P. Bonifacio1, 2, 3, P. Molaro2, 3, T. Sivarani4, R. Cayrel2, M. Spite2, F. Spite2, B. Plez5, J. Andersen6, 7, B. Barbuy8, T. C. Beers4, E. Depagne9, V. Hill2, P. François2, B. Nordström6, and F. Primas10

1  CIFIST Marie Curie Excellence Team
2  Observatoire de Paris, GEPI, 92195 Meudon Cedex, France
    e-mail: [ Piercarlo.Bonifacio;Roger.Cayrel;Monique.Spite;Francois.Spite;Vanessa.Hill;
3  Istituto Nazionale di Astrofisica - Osservatorio Astronomico di Trieste, via Tiepolo 11, 34131 Trieste, Italy
    e-mail: molaro@ts.astro.it
4  Department of Physics & Astronomy and JINA: Joint Institute for Nuclear Astrophysics, Michigan State University, East Lansing, MI 48824, USA
    e-mail: [thirupati;beers]@pa.msu.edu
5  GRAAL, Université de Montpellier II, 34095 Montpellier Cedex 05, France
    e-mail: Bertrand.Plez@graal.univ-montp2.fr
6  The Niels Bohr Institute, Astronomy, Juliane Maries Vej 30, 2100 Copenhagen, Denmark
    e-mail: [ja;birgitta]@astro.ku.dk
7  Nordic Optical Telescope, Apartado 474, 38700 Santa Cruz de La Palma, Spain
    e-mail: ja@not.iac.es
8  Universidade de Sao Paulo, Departamento de Astronomia, Rua do Matao 1226, 05508-900 Sao Paulo, Brazil
    e-mail: barbuy@astro.iag.usp.br
9  European Southern Observatory, Casilla 19001, Santiago, Chile
    e-mail: edepagne@eso.org
10  European Southern Observatory (ESO), Karl-Schwarschild-Str. 2, 85749 Garching b. München, Germany
    e-mail: fprimas@eso.org

(Received 10 January 2006 / Accepted 2 October 2006 )

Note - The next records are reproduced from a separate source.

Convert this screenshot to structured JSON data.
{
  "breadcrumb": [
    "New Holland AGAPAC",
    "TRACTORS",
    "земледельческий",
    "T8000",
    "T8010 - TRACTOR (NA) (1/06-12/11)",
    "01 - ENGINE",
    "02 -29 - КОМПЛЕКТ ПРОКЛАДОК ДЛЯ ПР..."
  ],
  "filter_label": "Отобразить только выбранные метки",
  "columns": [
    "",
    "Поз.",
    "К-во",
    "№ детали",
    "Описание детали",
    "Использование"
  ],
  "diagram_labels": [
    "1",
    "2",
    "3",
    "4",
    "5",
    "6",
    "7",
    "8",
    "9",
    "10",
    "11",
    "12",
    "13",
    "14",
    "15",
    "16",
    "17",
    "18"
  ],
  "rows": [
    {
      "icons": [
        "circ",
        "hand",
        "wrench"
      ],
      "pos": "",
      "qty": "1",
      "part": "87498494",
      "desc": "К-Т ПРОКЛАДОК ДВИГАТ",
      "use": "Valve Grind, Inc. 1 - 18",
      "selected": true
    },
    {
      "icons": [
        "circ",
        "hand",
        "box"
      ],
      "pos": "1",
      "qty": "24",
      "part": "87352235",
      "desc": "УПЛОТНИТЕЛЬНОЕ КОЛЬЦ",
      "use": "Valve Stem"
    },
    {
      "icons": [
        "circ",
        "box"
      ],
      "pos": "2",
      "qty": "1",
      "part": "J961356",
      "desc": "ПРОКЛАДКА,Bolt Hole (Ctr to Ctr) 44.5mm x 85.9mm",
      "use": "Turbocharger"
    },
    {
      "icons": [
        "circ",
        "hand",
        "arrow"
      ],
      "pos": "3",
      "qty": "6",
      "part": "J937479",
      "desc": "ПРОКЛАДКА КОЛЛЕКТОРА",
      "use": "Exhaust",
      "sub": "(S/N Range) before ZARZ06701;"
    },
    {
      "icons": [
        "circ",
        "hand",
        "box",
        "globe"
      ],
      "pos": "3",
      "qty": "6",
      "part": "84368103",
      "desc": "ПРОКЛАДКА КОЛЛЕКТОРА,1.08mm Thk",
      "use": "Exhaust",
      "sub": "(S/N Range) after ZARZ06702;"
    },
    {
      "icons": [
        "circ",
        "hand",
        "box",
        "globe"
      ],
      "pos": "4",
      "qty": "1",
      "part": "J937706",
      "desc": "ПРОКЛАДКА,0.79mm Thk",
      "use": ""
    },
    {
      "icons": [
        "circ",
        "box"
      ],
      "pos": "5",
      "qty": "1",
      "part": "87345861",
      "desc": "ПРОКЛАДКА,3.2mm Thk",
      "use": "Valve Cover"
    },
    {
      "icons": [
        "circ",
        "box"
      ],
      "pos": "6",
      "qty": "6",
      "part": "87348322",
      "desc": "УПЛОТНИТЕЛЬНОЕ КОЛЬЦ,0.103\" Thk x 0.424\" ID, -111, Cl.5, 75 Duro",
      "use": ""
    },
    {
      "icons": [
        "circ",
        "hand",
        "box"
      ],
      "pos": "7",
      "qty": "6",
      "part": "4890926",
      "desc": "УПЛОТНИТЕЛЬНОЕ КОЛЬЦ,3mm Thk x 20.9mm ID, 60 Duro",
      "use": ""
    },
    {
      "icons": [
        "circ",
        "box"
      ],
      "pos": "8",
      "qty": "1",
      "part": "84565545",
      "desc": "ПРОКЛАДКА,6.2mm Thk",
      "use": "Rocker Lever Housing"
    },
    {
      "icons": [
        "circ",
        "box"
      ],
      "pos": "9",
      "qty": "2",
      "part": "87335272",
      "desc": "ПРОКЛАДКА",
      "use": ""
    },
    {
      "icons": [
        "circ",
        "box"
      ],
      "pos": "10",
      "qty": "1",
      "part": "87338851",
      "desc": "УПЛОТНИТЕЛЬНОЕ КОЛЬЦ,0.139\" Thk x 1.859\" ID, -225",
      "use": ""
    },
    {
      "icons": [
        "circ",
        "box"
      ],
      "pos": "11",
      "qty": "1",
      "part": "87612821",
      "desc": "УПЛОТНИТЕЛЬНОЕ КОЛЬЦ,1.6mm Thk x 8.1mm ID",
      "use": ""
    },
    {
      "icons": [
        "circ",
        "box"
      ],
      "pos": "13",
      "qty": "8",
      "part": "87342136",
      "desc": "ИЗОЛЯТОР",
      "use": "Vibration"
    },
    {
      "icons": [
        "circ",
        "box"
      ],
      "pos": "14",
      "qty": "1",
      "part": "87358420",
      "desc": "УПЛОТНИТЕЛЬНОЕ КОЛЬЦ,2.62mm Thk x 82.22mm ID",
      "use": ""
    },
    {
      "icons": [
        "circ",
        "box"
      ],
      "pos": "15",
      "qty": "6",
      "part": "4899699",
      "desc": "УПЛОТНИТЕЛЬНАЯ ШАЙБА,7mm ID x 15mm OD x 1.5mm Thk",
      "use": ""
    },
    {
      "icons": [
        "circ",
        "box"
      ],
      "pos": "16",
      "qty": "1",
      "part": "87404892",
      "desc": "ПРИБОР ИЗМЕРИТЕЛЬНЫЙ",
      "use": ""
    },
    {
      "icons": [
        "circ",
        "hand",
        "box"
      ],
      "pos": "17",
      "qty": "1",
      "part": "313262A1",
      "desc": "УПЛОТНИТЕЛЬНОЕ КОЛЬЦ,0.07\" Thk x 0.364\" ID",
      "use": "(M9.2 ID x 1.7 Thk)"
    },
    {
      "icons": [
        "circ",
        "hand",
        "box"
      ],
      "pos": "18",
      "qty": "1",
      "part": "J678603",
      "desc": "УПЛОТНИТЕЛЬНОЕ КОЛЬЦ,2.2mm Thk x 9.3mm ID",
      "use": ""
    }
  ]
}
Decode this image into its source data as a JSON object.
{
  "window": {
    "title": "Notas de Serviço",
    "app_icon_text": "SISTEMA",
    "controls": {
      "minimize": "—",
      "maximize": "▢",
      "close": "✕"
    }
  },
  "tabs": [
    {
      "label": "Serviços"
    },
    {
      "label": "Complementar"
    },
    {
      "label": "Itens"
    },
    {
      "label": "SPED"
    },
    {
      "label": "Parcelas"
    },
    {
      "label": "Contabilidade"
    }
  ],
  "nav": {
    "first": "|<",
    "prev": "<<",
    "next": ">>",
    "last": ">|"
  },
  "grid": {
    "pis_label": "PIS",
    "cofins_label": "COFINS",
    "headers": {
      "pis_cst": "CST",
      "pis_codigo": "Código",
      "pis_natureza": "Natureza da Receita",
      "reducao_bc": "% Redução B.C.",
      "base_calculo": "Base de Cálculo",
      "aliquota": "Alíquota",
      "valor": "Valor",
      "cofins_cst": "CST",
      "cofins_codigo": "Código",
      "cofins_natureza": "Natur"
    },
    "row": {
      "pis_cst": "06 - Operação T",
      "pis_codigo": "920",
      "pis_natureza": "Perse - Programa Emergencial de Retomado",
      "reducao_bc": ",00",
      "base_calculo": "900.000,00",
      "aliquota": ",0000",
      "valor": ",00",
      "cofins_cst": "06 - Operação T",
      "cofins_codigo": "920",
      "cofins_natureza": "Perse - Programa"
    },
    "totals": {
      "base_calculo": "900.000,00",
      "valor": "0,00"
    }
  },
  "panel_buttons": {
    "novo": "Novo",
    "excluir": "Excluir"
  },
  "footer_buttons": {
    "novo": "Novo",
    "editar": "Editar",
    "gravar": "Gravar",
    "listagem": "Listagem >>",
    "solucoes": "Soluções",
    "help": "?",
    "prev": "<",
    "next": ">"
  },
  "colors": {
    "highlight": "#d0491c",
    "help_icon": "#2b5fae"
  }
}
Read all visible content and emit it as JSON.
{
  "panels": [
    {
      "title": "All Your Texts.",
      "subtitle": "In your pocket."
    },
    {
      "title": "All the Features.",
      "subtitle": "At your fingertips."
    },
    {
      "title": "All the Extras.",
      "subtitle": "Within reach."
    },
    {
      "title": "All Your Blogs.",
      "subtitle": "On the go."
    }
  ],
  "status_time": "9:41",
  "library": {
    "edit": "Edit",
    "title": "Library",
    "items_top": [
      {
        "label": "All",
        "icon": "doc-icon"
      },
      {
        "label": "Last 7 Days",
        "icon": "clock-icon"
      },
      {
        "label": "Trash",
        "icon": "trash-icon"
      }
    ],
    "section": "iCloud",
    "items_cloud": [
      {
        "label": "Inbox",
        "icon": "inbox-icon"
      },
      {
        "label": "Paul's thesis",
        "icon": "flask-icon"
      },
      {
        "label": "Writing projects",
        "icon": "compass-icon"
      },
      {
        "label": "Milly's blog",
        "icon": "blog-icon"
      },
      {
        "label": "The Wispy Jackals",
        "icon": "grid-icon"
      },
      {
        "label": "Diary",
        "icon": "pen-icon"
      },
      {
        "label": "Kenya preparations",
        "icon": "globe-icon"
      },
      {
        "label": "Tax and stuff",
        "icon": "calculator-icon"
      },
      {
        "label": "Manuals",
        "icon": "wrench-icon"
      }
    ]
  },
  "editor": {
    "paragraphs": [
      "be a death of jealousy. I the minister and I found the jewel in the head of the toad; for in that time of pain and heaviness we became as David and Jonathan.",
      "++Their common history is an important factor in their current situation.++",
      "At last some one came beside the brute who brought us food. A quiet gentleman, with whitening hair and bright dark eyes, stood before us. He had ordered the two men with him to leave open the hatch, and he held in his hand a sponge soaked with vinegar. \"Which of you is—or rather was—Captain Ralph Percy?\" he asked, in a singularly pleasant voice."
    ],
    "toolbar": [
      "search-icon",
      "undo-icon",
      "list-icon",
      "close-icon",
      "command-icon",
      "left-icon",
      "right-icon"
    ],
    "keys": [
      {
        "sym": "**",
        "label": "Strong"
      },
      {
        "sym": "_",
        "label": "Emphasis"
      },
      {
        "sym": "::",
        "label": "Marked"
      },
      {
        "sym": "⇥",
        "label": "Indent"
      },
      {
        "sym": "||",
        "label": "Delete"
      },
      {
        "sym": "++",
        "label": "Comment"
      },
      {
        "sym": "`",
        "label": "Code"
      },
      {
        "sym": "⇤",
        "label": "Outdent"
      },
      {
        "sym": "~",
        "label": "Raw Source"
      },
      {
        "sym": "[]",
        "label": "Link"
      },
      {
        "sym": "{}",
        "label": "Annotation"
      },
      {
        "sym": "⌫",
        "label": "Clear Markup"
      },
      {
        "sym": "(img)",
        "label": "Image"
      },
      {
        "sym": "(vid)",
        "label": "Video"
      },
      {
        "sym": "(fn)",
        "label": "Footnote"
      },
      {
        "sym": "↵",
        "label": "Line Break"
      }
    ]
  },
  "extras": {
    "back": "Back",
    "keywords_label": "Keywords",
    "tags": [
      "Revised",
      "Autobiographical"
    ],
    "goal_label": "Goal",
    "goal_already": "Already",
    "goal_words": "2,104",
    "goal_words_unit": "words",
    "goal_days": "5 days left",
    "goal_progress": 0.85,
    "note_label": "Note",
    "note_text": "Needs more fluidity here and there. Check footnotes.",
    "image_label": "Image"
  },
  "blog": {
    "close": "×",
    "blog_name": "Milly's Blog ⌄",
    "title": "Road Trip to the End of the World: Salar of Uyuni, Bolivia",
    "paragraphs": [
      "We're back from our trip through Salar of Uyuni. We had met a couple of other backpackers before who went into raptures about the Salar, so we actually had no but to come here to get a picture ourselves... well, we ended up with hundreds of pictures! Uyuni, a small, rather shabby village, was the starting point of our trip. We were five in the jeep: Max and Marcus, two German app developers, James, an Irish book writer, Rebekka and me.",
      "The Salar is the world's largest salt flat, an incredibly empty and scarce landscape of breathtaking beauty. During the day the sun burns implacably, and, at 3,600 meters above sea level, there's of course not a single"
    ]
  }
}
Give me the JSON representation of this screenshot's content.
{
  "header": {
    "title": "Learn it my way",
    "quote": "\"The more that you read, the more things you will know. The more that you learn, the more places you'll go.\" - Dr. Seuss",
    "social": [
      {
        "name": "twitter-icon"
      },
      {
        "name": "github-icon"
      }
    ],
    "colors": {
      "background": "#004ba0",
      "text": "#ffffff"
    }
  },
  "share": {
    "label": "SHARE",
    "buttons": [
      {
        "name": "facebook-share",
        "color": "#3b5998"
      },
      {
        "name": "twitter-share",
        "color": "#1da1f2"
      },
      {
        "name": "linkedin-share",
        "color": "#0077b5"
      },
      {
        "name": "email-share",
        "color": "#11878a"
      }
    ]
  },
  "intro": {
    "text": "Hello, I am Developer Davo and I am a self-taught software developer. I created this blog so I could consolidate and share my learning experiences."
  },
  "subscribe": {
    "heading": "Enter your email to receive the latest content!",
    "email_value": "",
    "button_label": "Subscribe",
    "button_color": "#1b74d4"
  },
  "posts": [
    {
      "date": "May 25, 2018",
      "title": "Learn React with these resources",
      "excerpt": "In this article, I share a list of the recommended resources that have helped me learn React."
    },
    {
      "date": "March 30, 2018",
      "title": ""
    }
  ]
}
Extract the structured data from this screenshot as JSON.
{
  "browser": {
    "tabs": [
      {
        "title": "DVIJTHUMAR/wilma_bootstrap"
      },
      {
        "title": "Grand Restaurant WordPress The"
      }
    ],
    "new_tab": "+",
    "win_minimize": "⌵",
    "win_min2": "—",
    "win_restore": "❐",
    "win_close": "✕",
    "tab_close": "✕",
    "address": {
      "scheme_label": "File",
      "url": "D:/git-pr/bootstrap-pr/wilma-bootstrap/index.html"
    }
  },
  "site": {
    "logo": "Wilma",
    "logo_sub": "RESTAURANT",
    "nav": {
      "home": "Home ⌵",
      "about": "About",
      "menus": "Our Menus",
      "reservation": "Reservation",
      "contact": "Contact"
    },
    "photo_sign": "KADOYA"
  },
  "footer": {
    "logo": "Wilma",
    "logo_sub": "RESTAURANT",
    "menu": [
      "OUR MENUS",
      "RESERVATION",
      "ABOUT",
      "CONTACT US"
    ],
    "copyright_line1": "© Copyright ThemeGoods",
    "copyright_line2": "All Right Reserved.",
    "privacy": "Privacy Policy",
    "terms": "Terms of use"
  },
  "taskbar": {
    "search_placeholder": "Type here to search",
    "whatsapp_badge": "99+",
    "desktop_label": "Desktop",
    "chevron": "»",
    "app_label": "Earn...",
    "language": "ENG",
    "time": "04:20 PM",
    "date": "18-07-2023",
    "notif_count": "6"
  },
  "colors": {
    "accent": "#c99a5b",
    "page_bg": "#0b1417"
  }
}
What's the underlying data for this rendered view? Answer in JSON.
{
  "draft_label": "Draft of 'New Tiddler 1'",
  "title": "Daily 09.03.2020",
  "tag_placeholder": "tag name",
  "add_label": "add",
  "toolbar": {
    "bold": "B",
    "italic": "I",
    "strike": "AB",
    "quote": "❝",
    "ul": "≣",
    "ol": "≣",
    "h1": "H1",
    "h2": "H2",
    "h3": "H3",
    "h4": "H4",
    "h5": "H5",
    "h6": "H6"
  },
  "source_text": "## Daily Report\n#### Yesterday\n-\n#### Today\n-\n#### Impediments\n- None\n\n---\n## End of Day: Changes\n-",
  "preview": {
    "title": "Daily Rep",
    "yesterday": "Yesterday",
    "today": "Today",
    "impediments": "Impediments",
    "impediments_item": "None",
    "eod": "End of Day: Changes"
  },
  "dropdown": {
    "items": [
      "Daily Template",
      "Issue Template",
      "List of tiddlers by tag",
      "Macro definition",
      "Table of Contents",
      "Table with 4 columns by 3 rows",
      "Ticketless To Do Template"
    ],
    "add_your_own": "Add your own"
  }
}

Context.The primordial lithium abundance is a key prediction of models of big bang nucleosynthesis, and its abundance in metal-poor dwarfs (the Spite plateau) is an important, independent observational constraint on such models.
Aims.This study aims to determine the level and constancy of the Spite plateau as definitively as possible from homogeneous high-quality VLT-UVES spectra of 19 of the most metal-poor dwarf stars known.
Methods.Our high-resolution ( $R\sim 43\,000$), high S/N spectra are analysed with OSMARCS 1D LTE model atmospheres and turbospectrum synthetic spectra to determine effective temperatures, surface gravities, and metallicities, as well as Li abundances for our stars.
Results.Eliminating a cool subgiant and a spectroscopic binary, we find 8 stars to have $-3.5 < \rm [Fe/H] < -3.0$ and 9 stars with $-3.0 < \rm [Fe/H] < -2.5$. Our best value for the mean level of the plateau is $A({\rm Li}) =2.10\pm 0.09$. The scatter around the mean is entirely explained by our estimate of the observational error and does not allow for any intrinsic scatter in the Li abundances. In addition, we conclude that a systematic error of the order of 200 K in any of the current temperature scales remains possible. The iron excitation equilibria in our stars support our adopted temperature scale, which is based on a fit to wings of the H$\alpha$ line, and disfavour hotter scales, which would lead to a higher Li abundance, but fail to achieve excitation equilibrium for iron.
Conclusions.We confirm the previously noted discrepancy between the Li abundance measured in extremely metal-poor turnoff stars and the primordial Li abundance predicted by standard Big-Bang nucleosynthesis models adopting the baryonic density inferred from WMAP. We discuss recent work explaining the discrepancy in terms of diffusion and find that uncertain temperature scales remain a major question.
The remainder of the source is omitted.